Common types of Waldos in the MDCK dataset are:

  • Biological Endpoints (Papp values)
  • Reported Units
  • Chemical Structures
  • Cell-line Information
  • Direction of permeability

I will show some examples below.

Inconsistency in Papp Unit Formats Reported

There are mistakes in databases resulting from unit formatting inconsistency in literature. In an example, the Papp units for entries are reported in databases as 10’6cm/s and 10′-6cm/s. The correct unit is 10′-6 cm/s. But it’s the formatting issue from literature: they report all these different formats to represent 10′-6 cm/s —> x10-6 cm/s, 10’6 MDCK Papp(A-B) (cm/s), Papp A-B (cm/s x 10’6), Papp (cm/s) x 10’6. When databases report them, they just take them as they are, and now the values are all over the place. Some of these mistakes can be detected using distributional analysis.

Mistakes in Papp values

Some mistakes are in the endpoint values reported as in Figure 5 below. These are often human-made mistakes when they type in or report the numbers from literature, and they mess up some decimals or digits, or units. Some of these mistakes can be detected by distributional analysis and duplicate structure assessment when merging multiple databases.

Figure 5. Mistakes in Papp Values (2021 MIDD+ Conference)

Mistakes in Structures

Structural mistakes are quite common as well. Figure 6. below is an example, where two databases report different structures from the same article. These different structures share the same endpoint value and unit. These seem to be human-made mistakes as well. Some of these can be detected using the duplicate endpoint assessment method when merging multiple databases.

Figure 6. Mistakes in Structures (2021 MIDD+ Conference)

Another way to detect structural mistakes is if you have compound names, you can write scripts to retrieve structures from other databases. Then, you can compare them with what you have.

You can also perform cluster analysis to see which compounds or endpoints look suspicious. Also, make sure to manually inspect your modeling-ready dataset. I can assure you that during the modeling process, you will catch more mistakes here and there, based on your models’ predictions and uncertainty analysis. And you will find yourself in a loop between curation and modeling. Data curation is not a straightforward route, so you will go back and forth as needed for your project.

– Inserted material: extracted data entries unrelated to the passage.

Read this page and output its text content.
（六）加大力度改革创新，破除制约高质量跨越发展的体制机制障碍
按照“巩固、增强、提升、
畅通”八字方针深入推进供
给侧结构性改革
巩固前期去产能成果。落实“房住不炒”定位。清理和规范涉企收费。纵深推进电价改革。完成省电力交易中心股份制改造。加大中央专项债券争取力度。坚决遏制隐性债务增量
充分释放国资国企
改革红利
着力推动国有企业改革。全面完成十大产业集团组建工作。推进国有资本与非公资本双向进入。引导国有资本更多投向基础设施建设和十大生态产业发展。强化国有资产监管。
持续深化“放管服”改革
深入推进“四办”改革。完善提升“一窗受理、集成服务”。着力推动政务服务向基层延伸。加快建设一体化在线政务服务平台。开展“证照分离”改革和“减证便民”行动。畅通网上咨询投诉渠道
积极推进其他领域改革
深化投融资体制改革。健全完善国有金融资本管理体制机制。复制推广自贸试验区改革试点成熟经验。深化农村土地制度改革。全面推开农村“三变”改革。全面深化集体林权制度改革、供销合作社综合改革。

Summary of the Data Curation Steps

So, just to recap …

Before you dive into a project, perform an initial exploration of the dataset, and identify potential complications. Then, inspect the dataset and exclude odd or ambiguous entries. Next, perform analysis of intra- and inter-lab experimental variability.

Then, perform standard chemical processing steps such as structural cleaning, salt removal, functional group standardization, treatment of tautomeric forms, and removal of identical duplicates. You may need to address compounds with multiple measurements. Make sure to perform activity cliff analysis and verify them.

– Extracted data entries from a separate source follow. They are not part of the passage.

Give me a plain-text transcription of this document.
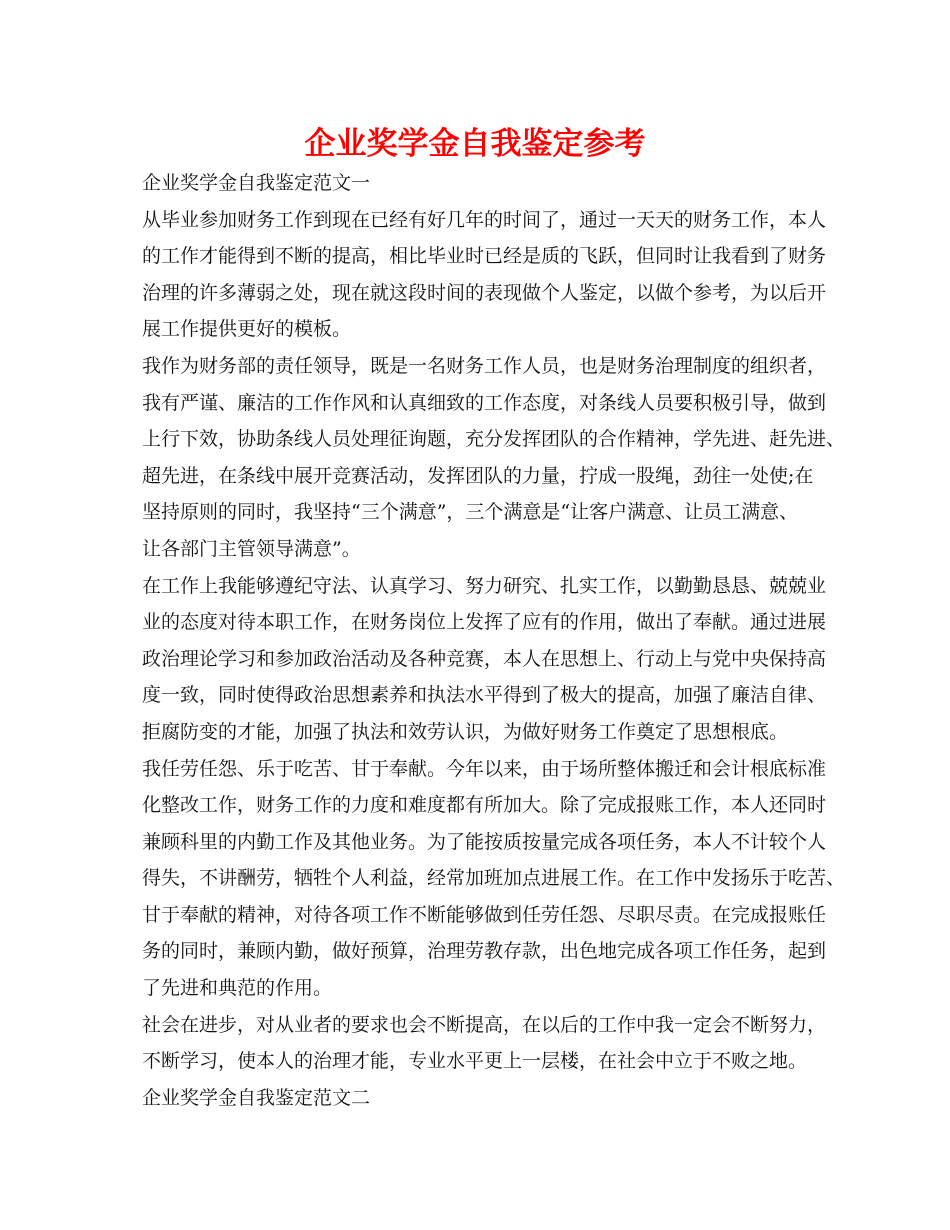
企业奖学金自我鉴定参考
企业奖学金自我鉴定范文一
从毕业参加财务工作到现在已经有好几年的时间了，通过一天天的财务工作，本人
的工作才能得到不断的提高，相比毕业时已经是质的飞跃，但同时让我看到了财务
治理的许多薄弱之处，现在就这段时间的表现做个人鉴定，以做个参考，为以后开
展工作提供更好的模板。
我作为财务部的责任领导，既是一名财务工作人员，也是财务治理制度的组织者，
我有严谨、廉洁的工作作风和认真细致的工作态度，对条线人员要积极引导，做到
上行下效，协助条线人员处理征询题，充分发挥团队的合作精神，学先进、赶先进、
超先进，在条线中展开竞赛活动，发挥团队的力量，拧成一股绳，劲往一处使;在
坚持原则的同时，我坚持“三个满意”，三个满意是“让客户满意、让员工满意、
让各部门主管领导满意”。
在工作上我能够遵纪守法、认真学习、努力研究、扎实工作，以勤勤恳恳、兢兢业
业的态度对待本职工作，在财务岗位上发挥了应有的作用，做出了奉献。通过进展
政治理论学习和参加政治活动及各种竞赛，本人在思想上、行动上与党中央保持高
度一致，同时使得政治思想素养和执法水平得到了极大的提高，加强了廉洁自律、
拒腐防变的才能，加强了执法和效劳认识，为做好财务工作奠定了思想根底。
我任劳任怨、乐于吃苦、甘于奉献。今年以来，由于场所整体搬迁和会计根底标准
化整改工作，财务工作的力度和难度都有所加大。除了完成报账工作，本人还同时
兼顾科里的内勤工作及其他业务。为了能按质按量完成各项任务，本人不计较个人
得失，不讲酬劳，牺牲个人利益，经常加班加点进展工作。在工作中发扬乐于吃苦、
甘于奉献的精神，对待各项工作不断能够做到任劳任怨、尽职尽责。在完成报账任
务的同时，兼顾内勤，做好预算，治理劳教存款，出色地完成各项工作任务，起到
了先进和典范的作用。
社会在进步，对从业者的要求也会不断提高，在以后的工作中我一定会不断努力，
不断学习，使本人的治理才能，专业水平更上一层楼，在社会中立于不败之地。
企业奖学金自我鉴定范文二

Last, perform mistake diagnosis and correction to fish out as many mistakes as you can out of the dataset.

Final Thoughts

You will find yourself still in the data curation process even when you are building models. Some of your models may have suspicious or odd predictions for certain compounds, so you will find yourself going back and checking them. Data curation is not really done until after you finalize the model and finish the entire project. So, expect to be revisiting that stage often.

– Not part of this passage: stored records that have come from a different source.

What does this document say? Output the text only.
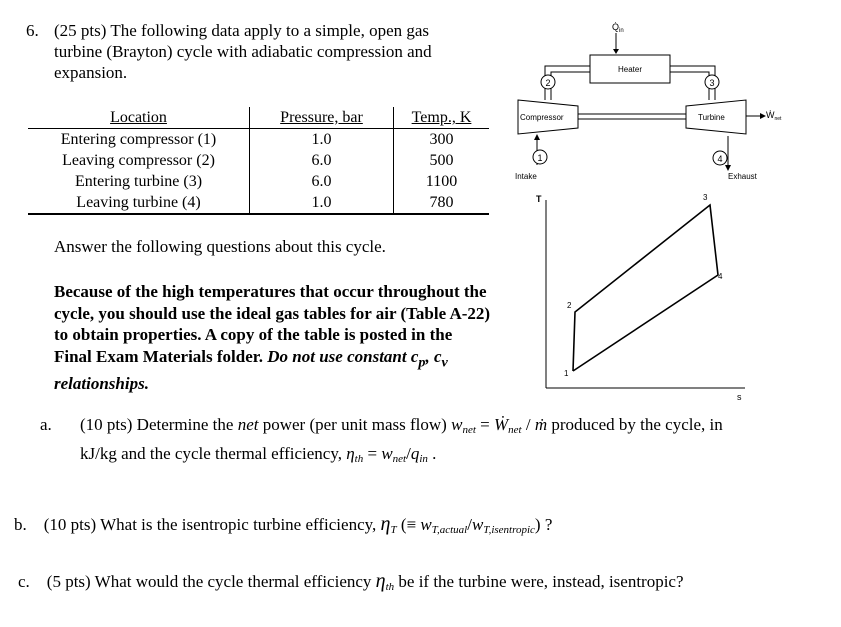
6. (25 pts) The following data apply to a simple, open gas turbine (Brayton) cycle with adiabatic compression and expansion.
Location	Pressure, bar	Temp., K
Entering compressor (1)	1.0	300
Leaving compressor (2)	6.0	500
Entering turbine (3)	6.0	1100
Leaving turbine (4)	1.0	780
Answer the following questions about this cycle.
Because of the high temperatures that occur throughout the cycle, you should use the ideal gas tables for air (Table A-22) to obtain properties. A copy of the table is posted in the Final Exam Materials folder. Do not use constant $c_p$, $c_v$ relationships.
$Q̇_{in}$
Heater
2	3
Compressor	Turbine	Ẇ$_{net}$
1
Intake
4
Exhaust
T
s
1
2
3
4
a. (10 pts) Determine the net power (per unit mass flow) $w_{net}$ = Ẇ$_{net}$ / ṁ produced by the cycle, in
kJ/kg and the cycle thermal efficiency, $\eta_{th} = w_{net}/q_{in}$ .
b. (10 pts) What is the isentropic turbine efficiency, $\eta_T$ (≡ $w_{T,actual}/w_{T,isentropic}$) ?
c. (5 pts) What would the cycle thermal efficiency $\eta_{th}$ be if the turbine were, instead, isentropic?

There are a lot of creative and methodical approaches based on the project’s nature in detecting mistakes and curating data. I am sure many people feel differently about the data curation process. But I personally find it exciting and fun because who wouldn’t like playing detective in our work now and then!

Pheww … It got longer as I wrote on and on. But it’s all that I want to say in this post for now.

Hopefully, you find this post useful. Thank you so much for reading this post. As always, I welcome constructive feedback and suggestions.